Ce long moment dans les bras l’une de l’autre avait eu raison du vouvoiement de politesse employé jusqu’alors. Ce soir en nous quittant, nous savions qu’un lien nous unissait pour l’éternité. Elle descend du rocher et me descend ensuite avant de me déposer un baiser sur la joue et de me laisser partir à regret.

Pourtant, un jour, alors que je m’apprête à partir à la plage pour retrouver Christina et lui annoncer quelque chose, j’entends des voix dans le salon, étrange étant donné que l’on reçoit très peu de monde en vacances. Au début, je ne fais pas attention, me concentrant sur ce que je ressens à la moindre pensée pour Christina. Un amour mais puissant à son égard. Puis petit à petit, je distingue les personnes qui parlent : ma mère, mon père, mes frangins car oui, j’ai deux frangins et…. Christina ! Mais que fait elle ici à discuter tranquillement avec ma famille ?

Je descends donc le plus silencieusement possible malgré ma canne et entre dans le salon. J’entends alors quelqu’un se lever et me prendre tendrement dans ses bras.

« Bonjour belle inconnue ! Surprise ! Tes parents m’ont invité à prendre un pot.
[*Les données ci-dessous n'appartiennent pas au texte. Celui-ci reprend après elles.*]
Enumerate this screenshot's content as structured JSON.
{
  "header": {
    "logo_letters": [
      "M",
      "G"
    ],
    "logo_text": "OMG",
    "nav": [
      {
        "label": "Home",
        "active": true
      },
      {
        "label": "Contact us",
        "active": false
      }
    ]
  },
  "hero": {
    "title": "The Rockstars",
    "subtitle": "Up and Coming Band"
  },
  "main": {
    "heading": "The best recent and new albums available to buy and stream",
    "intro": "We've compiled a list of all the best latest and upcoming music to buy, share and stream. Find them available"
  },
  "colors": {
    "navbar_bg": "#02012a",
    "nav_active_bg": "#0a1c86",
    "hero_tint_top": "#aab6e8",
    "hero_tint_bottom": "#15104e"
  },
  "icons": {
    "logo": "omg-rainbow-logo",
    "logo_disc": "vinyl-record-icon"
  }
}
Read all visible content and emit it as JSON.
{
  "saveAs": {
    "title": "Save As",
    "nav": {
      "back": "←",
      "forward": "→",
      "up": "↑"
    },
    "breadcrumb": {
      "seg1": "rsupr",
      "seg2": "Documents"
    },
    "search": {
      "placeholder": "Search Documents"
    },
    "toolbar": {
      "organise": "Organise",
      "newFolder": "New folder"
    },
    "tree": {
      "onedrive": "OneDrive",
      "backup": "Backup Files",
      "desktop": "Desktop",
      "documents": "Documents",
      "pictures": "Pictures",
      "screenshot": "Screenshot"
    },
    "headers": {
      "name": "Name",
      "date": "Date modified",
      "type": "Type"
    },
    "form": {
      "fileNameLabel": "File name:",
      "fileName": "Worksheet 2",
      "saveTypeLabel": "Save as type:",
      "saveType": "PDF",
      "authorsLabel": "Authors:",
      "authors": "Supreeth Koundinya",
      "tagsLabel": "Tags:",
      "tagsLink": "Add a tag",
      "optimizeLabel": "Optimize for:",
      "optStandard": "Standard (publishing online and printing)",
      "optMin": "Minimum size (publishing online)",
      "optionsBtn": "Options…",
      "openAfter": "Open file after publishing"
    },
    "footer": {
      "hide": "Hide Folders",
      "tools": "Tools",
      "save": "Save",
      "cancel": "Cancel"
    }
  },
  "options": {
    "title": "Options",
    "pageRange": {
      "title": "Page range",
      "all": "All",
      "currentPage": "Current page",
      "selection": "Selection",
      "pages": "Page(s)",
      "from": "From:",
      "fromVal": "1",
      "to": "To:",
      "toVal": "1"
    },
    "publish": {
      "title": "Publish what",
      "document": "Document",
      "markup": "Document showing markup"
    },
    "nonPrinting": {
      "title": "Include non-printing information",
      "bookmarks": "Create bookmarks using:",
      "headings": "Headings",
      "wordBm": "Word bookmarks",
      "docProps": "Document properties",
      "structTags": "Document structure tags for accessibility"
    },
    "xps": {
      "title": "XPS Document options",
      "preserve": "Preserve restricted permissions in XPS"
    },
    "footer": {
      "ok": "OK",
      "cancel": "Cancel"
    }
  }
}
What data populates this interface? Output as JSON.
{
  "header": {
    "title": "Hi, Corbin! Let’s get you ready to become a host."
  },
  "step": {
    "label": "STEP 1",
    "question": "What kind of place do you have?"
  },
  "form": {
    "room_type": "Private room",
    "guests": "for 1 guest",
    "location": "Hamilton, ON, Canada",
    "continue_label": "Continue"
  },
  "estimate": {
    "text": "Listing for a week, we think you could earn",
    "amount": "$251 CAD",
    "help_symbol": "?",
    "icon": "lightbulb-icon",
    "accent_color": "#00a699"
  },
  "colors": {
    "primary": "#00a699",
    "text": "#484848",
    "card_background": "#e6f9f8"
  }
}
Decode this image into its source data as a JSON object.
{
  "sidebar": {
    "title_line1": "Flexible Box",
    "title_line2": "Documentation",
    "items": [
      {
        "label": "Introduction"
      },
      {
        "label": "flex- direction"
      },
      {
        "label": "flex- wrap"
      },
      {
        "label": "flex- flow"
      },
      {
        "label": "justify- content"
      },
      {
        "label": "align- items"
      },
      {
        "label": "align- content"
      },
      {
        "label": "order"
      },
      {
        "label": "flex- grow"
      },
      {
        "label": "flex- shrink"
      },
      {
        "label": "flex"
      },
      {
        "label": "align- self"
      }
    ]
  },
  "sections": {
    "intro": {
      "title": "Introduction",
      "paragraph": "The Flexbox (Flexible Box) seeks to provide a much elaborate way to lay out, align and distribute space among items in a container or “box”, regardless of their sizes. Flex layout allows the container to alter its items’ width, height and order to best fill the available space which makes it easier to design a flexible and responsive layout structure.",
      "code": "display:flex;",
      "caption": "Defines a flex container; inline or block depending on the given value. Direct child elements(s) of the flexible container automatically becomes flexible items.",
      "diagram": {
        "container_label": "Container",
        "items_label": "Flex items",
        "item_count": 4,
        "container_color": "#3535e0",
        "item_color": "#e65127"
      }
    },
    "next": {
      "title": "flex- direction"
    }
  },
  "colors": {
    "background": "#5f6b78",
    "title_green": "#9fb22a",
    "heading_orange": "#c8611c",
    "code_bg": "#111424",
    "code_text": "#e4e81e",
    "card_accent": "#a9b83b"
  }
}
Ils sont adorables et notre amitié et notre relation ne les dérange pas le moins du monde. Ils veulent ton bonheur et voient bien que tu es heureuse en ce moment. Ils sont heureux pour nous et tes frangins aussi ! »

J’ai reconnu la douce voix et l’étreinte de Christina. Je me sens si bien dans ses bras !! Une fois remise de ma surprise, je dis :

« Bonjour Christina ! Oui, c’est une surprise et j’en ai une pour toi aussi, j’espère qu’elle te plaira ! »

« J’en suis certaine ma douce ! »

Sur ce, je place mes bras autour de son cou, me colle d’avantage contre elle et sans aucune gêne ni honte, je pars à la recherche maladroite de ses lèvres. Elle semble le comprendre puisqu’elle me guide au niveau du menton du bout des doigts et m’embrasse sur les lèvres avec une douceur qui reflète tout son amour. Elle me prend par la taille et me caresse le visage.

« Je t’aime Gabriella, je t’ai aimé à la seconde où je t’ai aperçue face à moi, le sourire aux lèvres. »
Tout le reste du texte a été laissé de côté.